The “friend” appears double-edged. Outward friendliness can conceal inward hostility. “Treacherous peace” is a mask.
Trust itself becomes questionable.
Stanza 4 – Call to vigilance
Was heut müde gehet unter,
Hebt sich morgen neugeboren.
Manches bleibt in Nacht verloren –
Hüte dich, bleib wach und munter!
The final stanza combines cycle and loss. Some things are renewed, yet others vanish beyond recall.
The ending is imperative: “Beware!” Responsibility lies with the individual. Vigilance becomes a strategy of survival.
Meaning & Effect within the Cycle
“Zwielicht” marks a high point of existential uncertainty within Liederkreis op. 39. While other songs show nature as a mirror of the soul, here it becomes a zone of threat.
The poem thematises the collapse of certainties: perception deceives, friends may be enemies, peace may conceal war.
Schumann’s setting intensifies this unrest through nervous motion and hovering harmony. The music is tense without dissolving into dramatic outbursts.
Thus “Zwielicht” becomes a key psychological piece: between day and night, trust and distrust, security and loss. The self remains called upon to stay awake — outwardly and inwardly.
Evgenia Fölsche – Performances & Audio
Pianist Evgenia Fölsche focuses on the coldness of the language: narrow line, clear consonants, economical pedal. The brief brightness of stanza 4 remains inward — the postlude withdraws rather than resolves.
Frequently Asked Questions about “Zwielicht” (Liederkreis op. 39, No. 10)
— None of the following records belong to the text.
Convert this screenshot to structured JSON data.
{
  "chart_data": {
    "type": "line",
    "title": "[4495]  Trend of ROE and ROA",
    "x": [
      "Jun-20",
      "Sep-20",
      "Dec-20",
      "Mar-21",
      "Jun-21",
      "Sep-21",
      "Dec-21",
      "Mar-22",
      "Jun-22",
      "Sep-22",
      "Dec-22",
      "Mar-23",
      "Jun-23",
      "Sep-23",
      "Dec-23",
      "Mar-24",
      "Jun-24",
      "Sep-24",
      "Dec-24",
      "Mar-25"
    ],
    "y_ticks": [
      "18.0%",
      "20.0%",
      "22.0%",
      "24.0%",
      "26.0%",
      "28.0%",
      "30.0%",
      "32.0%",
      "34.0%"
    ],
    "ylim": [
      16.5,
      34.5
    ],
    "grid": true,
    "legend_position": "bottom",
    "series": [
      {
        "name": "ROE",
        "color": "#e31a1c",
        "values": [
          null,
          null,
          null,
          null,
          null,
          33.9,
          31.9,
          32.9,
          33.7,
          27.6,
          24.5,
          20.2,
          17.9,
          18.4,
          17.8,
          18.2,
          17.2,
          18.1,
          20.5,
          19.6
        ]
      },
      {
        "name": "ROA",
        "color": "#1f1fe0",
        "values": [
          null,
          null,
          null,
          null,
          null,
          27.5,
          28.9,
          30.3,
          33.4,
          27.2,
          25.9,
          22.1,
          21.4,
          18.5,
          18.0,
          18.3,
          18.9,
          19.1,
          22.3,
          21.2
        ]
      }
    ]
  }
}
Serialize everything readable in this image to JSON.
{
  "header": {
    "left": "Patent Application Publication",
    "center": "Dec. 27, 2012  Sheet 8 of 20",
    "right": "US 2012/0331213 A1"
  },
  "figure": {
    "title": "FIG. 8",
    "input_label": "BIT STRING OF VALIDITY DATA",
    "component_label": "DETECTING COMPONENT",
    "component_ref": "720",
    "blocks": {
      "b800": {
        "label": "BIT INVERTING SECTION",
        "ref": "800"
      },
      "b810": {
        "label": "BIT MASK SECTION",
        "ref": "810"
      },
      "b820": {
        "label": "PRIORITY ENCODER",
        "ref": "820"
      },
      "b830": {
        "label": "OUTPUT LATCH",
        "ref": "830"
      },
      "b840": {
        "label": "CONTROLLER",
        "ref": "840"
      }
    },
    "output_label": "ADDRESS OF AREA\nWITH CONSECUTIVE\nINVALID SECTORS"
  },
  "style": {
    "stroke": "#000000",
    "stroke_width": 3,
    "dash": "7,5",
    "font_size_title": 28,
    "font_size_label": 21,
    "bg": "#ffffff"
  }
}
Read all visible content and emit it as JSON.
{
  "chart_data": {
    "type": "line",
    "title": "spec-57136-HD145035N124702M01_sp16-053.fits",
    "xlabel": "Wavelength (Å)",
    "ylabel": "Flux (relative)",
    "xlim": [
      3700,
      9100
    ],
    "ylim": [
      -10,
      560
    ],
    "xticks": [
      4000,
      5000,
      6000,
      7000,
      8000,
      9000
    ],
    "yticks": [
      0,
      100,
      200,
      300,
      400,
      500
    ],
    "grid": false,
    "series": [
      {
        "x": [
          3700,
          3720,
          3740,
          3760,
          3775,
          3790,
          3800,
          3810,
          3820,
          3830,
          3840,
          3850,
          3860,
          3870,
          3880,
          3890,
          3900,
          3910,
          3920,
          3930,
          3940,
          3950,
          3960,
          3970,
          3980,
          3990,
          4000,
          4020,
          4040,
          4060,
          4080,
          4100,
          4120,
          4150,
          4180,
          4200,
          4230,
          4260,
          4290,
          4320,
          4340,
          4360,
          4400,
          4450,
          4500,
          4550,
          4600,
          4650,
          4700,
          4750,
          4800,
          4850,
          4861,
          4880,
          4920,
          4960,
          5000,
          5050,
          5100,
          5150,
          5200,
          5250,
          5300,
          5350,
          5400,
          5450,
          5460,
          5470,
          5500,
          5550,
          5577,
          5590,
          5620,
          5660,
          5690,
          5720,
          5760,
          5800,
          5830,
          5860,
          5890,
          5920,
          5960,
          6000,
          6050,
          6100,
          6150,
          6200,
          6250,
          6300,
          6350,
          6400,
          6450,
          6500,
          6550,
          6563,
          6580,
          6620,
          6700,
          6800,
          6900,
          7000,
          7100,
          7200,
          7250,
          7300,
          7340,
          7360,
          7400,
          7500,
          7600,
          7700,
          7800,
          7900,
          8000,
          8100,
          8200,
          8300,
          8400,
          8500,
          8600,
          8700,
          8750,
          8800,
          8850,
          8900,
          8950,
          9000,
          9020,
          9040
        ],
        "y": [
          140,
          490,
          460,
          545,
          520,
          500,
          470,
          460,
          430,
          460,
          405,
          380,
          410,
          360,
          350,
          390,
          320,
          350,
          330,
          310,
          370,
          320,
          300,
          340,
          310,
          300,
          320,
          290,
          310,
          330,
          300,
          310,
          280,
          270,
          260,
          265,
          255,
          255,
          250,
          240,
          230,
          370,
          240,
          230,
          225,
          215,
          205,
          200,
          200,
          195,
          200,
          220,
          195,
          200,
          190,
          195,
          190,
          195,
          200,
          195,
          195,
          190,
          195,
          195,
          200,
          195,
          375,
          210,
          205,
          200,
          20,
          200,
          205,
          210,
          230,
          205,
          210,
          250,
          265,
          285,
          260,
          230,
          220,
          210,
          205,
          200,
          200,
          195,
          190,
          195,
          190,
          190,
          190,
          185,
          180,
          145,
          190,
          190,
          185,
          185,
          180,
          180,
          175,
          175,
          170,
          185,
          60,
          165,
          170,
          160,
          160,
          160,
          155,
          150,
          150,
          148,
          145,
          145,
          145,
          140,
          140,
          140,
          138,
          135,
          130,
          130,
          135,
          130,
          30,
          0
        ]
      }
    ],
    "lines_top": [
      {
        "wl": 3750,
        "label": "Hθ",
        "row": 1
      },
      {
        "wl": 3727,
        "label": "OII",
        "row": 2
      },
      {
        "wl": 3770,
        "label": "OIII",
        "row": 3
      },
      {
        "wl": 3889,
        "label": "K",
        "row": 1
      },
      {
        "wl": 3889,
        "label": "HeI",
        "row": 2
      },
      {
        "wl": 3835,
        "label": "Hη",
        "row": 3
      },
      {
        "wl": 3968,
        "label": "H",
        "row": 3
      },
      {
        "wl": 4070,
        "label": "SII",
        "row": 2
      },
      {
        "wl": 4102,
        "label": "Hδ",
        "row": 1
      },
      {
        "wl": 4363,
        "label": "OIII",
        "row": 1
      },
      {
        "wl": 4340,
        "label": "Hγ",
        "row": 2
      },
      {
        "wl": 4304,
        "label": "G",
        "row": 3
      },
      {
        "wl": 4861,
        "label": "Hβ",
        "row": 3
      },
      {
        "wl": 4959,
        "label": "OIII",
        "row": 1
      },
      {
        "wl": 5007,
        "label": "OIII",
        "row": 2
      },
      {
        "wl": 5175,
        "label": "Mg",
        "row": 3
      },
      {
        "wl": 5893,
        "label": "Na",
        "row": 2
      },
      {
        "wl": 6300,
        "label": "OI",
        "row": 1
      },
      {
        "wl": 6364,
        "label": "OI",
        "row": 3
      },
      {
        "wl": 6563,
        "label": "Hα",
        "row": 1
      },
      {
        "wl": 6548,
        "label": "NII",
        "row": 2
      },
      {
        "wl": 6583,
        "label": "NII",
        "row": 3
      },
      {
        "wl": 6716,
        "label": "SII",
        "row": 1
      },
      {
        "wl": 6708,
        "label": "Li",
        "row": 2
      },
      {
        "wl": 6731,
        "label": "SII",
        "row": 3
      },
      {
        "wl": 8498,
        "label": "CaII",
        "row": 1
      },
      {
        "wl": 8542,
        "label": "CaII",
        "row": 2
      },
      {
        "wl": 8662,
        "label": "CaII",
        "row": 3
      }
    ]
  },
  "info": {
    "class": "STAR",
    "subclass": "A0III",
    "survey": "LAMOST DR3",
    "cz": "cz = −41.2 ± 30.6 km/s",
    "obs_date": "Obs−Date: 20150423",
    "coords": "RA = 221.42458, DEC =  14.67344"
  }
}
Click on a question to show the answer.
Is “Zwielicht” strophic?
Yes. Four stanzas with a clear intensification from sign in nature to formula of warning; Schumann uses the strophic form for contrast and escalation.
How loud and how fast?
Quite slow, with tension; basic dynamic pp–mp. The effect comes from coldness and clarity, not from loudness.
How does one shape the warning musically?
Consonants precise, vowels slender; brief crescendi on key words (“Beware,” “treacherous peace”), then immediate withdrawal.
Is there a “positive” moment?
Yes, briefly at “newborn” — but it remains inward. The ending avoids resolution in order to sharpen the warning.